In keeping with the meaning of Hanukah (light amid darkness), there was so much fitting reference of the need for hope.

Togetherness, hope and compassion was the essence of faith.

‘Our shared community spaces may not appear exactly as they did again.’

And yet elements of the political landscape responded so disgustingly quickly with division, blame and recrimination.

Some politicians gravitated straight for the darkness, using the atrocity as a cynical opportunity to challenge Australia’s migration rules.

Observe the harmful rhetoric of disunity from longstanding agitators of Australian racial division, exploiting the attack before the site was even cold. Then read the words of political figures while the probe was still active.

Government has a formidable task to do when it comes to bringing together a nation that is grieving and frightened and looking for the light and, importantly, explanations to so many questions.

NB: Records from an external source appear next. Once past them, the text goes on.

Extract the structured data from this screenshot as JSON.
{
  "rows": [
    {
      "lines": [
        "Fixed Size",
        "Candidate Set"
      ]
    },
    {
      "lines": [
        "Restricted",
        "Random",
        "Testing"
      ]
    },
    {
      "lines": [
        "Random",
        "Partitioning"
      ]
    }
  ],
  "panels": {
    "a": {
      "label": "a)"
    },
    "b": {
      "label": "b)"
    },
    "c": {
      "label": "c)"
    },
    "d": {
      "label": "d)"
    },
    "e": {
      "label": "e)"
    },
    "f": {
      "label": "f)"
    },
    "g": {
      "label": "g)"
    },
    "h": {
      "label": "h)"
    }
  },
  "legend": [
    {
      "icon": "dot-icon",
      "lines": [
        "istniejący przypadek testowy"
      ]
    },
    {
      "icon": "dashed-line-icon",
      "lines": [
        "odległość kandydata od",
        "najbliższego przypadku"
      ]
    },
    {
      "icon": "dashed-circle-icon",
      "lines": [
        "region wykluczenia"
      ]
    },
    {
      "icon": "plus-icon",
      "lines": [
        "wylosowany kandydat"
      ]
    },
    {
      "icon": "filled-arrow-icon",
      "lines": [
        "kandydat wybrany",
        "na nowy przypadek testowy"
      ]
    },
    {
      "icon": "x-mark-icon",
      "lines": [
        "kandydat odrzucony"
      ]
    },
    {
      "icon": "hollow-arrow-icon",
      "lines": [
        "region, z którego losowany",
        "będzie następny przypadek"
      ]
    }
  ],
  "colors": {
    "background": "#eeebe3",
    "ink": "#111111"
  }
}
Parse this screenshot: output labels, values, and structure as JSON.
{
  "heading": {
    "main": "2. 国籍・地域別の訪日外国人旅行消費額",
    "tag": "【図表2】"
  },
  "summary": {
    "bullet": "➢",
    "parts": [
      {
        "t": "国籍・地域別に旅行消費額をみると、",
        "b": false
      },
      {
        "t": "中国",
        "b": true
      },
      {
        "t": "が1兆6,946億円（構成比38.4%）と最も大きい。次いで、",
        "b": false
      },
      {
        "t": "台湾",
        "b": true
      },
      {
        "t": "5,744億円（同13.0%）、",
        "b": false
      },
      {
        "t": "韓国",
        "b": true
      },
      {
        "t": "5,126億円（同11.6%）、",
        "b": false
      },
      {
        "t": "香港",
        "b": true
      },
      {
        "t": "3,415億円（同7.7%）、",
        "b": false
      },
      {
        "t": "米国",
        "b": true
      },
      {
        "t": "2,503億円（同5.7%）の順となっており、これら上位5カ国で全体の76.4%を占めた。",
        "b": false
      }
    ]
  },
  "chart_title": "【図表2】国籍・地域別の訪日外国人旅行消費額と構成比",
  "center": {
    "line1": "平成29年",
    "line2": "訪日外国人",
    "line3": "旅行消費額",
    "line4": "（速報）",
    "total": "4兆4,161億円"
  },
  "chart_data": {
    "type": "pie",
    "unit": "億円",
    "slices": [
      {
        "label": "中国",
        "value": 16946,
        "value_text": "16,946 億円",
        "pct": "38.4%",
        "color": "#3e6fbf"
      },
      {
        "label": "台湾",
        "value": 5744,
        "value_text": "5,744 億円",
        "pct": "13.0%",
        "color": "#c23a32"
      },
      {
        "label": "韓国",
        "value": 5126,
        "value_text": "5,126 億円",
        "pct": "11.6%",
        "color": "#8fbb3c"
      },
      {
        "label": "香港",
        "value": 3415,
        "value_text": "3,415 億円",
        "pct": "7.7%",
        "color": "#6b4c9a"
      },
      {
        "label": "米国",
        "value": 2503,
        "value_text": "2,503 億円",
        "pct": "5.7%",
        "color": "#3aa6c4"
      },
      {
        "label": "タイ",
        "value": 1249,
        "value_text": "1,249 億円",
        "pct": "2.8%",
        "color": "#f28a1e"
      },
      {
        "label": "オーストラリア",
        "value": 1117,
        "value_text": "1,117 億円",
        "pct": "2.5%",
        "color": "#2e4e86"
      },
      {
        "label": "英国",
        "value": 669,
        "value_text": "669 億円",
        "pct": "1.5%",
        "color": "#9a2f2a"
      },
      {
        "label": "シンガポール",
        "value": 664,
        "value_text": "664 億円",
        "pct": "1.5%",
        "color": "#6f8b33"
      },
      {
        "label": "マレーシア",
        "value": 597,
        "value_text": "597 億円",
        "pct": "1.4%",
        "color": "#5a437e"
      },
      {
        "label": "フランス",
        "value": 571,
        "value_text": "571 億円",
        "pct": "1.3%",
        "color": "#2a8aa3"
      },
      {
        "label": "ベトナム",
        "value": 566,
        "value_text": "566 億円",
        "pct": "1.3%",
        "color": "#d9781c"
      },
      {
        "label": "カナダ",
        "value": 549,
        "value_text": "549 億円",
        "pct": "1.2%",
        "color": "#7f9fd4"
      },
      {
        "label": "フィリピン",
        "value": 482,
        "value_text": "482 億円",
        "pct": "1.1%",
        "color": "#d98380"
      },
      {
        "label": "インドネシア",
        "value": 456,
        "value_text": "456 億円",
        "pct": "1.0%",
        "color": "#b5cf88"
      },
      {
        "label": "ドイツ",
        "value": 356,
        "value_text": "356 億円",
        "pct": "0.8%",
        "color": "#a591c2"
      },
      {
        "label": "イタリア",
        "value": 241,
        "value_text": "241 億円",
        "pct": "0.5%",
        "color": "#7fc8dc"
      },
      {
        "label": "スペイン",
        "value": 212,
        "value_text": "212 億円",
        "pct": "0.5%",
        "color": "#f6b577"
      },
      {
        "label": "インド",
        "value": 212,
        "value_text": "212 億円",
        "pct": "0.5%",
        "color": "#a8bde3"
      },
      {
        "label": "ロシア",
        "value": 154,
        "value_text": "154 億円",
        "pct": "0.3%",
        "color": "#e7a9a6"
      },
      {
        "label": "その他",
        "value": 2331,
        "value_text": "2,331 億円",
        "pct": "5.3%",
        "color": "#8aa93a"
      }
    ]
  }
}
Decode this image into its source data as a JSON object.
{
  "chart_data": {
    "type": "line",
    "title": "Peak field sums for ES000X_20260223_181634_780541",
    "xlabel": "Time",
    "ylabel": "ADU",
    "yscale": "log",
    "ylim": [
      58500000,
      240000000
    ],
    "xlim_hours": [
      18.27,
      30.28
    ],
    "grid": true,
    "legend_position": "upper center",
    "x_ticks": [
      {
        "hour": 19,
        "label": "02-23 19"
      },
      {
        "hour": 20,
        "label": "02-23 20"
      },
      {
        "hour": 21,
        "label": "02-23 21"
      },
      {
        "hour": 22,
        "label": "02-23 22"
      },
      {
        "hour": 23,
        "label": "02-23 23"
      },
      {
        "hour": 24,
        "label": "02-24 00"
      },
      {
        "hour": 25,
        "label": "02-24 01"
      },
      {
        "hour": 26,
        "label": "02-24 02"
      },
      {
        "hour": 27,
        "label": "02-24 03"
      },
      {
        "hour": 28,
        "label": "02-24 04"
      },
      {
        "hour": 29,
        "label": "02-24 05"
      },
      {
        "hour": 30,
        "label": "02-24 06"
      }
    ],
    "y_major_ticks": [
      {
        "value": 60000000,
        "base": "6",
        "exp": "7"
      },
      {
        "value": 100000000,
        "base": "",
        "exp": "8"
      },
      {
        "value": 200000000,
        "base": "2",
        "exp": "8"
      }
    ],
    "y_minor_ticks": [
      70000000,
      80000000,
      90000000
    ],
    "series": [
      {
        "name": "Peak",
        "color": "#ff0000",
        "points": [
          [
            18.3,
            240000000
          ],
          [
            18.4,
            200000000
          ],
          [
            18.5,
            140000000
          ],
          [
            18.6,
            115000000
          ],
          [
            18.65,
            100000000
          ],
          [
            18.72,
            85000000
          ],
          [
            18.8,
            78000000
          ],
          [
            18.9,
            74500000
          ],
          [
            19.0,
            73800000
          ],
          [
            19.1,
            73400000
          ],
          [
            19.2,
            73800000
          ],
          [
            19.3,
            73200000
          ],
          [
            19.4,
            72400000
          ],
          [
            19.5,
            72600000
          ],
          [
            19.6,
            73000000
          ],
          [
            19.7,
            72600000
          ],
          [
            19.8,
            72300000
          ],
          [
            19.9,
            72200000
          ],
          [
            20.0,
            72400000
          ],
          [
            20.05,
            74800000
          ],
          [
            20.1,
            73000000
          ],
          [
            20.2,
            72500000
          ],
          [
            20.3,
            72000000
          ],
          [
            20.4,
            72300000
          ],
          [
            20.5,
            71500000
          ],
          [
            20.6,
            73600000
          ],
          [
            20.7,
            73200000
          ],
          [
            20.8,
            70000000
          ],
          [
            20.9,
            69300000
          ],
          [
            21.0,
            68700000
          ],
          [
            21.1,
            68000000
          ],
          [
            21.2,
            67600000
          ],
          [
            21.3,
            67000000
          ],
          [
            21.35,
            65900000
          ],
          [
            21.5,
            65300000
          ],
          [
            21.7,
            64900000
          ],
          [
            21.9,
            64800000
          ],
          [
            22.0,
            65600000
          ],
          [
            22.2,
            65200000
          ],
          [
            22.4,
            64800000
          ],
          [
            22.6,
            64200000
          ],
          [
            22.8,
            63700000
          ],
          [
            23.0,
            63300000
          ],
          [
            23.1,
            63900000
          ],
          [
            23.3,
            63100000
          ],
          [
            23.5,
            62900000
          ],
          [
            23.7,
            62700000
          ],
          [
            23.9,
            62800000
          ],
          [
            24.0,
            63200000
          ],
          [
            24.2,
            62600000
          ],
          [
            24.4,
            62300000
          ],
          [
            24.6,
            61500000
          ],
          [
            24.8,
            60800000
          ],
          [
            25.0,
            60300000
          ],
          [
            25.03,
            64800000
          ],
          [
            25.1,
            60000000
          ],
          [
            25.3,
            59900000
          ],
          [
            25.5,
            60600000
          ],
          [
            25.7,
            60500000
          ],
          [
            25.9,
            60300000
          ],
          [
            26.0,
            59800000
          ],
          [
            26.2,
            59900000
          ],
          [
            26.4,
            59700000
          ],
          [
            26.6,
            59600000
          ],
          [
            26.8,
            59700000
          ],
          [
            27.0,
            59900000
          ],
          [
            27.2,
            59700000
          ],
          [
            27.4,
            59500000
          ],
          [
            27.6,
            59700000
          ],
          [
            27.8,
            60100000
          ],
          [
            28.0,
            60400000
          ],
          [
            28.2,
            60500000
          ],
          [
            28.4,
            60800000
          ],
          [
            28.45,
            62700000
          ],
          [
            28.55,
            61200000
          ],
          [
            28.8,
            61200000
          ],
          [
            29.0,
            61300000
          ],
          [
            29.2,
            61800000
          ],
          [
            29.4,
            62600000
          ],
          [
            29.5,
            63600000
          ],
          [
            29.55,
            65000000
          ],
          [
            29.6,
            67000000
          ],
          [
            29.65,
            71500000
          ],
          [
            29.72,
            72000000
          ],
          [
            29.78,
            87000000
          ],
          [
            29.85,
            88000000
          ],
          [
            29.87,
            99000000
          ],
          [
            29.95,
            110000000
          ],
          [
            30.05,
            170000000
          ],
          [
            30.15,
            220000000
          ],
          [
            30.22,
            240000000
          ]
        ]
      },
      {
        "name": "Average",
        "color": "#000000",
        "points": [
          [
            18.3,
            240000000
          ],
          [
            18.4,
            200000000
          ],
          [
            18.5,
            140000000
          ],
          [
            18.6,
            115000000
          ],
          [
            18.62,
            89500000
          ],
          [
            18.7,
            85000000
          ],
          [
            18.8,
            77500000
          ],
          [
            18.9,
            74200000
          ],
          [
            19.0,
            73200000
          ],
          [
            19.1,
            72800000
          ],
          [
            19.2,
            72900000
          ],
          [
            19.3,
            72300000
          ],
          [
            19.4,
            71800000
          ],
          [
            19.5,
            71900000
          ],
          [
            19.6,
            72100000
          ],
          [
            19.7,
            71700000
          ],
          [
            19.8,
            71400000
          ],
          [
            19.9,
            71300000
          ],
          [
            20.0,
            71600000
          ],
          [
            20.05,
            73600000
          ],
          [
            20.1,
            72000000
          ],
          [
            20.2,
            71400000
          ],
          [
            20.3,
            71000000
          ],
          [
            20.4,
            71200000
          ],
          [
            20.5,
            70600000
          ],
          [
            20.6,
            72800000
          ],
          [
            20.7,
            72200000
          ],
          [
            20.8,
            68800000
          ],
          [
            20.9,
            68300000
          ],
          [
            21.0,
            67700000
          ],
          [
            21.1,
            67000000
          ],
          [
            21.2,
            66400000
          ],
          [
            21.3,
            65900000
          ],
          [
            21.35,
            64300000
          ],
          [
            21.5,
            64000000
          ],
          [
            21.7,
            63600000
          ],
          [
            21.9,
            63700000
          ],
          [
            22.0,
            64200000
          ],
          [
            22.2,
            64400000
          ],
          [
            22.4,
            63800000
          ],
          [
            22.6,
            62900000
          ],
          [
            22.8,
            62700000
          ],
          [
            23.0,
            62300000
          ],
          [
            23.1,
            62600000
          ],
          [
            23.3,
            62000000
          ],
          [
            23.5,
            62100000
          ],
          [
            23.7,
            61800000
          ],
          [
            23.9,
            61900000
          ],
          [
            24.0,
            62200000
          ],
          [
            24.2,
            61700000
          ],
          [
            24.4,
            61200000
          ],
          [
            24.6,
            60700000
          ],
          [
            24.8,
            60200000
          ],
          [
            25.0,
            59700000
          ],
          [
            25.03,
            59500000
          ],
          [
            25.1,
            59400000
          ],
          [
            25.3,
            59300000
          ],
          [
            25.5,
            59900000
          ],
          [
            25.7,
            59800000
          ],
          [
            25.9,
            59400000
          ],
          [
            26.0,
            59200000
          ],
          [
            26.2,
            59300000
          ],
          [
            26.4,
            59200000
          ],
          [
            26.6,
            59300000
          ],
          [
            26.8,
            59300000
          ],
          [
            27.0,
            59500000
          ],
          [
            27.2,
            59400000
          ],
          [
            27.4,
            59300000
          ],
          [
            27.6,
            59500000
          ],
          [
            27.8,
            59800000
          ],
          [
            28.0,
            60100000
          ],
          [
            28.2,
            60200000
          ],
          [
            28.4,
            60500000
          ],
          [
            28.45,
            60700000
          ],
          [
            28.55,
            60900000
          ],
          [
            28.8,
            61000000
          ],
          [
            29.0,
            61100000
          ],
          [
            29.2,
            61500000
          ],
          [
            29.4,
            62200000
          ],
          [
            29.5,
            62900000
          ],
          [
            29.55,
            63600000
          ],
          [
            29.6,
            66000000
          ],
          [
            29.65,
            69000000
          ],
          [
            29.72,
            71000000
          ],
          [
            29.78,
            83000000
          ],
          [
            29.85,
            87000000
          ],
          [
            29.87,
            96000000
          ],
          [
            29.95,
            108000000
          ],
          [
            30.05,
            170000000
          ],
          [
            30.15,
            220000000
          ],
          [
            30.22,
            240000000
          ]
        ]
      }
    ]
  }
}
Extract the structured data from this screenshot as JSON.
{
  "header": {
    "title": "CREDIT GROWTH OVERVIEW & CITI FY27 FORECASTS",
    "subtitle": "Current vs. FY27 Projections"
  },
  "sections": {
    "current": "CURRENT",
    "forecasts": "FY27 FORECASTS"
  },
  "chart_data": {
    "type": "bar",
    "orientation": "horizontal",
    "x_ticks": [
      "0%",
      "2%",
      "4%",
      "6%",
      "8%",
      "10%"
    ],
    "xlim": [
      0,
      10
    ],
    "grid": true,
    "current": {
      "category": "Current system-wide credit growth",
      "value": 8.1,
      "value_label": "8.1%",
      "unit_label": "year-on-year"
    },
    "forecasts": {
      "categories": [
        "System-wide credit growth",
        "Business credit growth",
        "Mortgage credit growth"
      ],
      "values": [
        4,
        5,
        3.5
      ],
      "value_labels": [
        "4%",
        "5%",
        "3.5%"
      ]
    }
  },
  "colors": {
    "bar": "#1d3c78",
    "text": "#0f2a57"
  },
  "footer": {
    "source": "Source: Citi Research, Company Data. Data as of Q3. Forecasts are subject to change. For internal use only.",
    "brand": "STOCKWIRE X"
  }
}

Like why, when the official terror alert was judged as likely, did such a large public Hanukah event go ahead with such a grossly inadequate protection? Like how could the alleged killers have multiple firearms in the residence when the security agency has so publicly and repeatedly alerted of the danger of targeted attacks?

How quickly we were treated to that tired line (or versions of it) that it’s individuals not guns that kill. Naturally, both things are true. It’s possible to at the same time pursue new ways to prevent violent bigotry and keep firearms away from its possible perpetrators.

In this metropolis of profound splendor, of clear azure skies above sea and shore, the water and the beaches – our shared community spaces – may not look entirely familiar again to the multitude who’ve observed that iconic Bondi seems so jarringly out of place with last weekend’s horrific bloodshed.

We yearn right now for comprehension and significance, for family, and perhaps for the consolation of aesthetics in art or nature.

This weekend many Australians are cancelling Christmas party plans. Reflective solitude will seem more in order.

But this is perhaps counterintuitively against instinct. For in these days of anxiety, anger, melancholy, confusion and loss we need each other now more than ever.

The reassurance of community – the human glue of the unity in the very word – is what we likely need most.

But sadly, all of the portents are that cohesion in public life and society will be hard to find this long, draining summer.

Adrian Carrillo
Adrian Carrillo

A passionate gamer and tech enthusiast who shares insights on gaming strategies and digital security.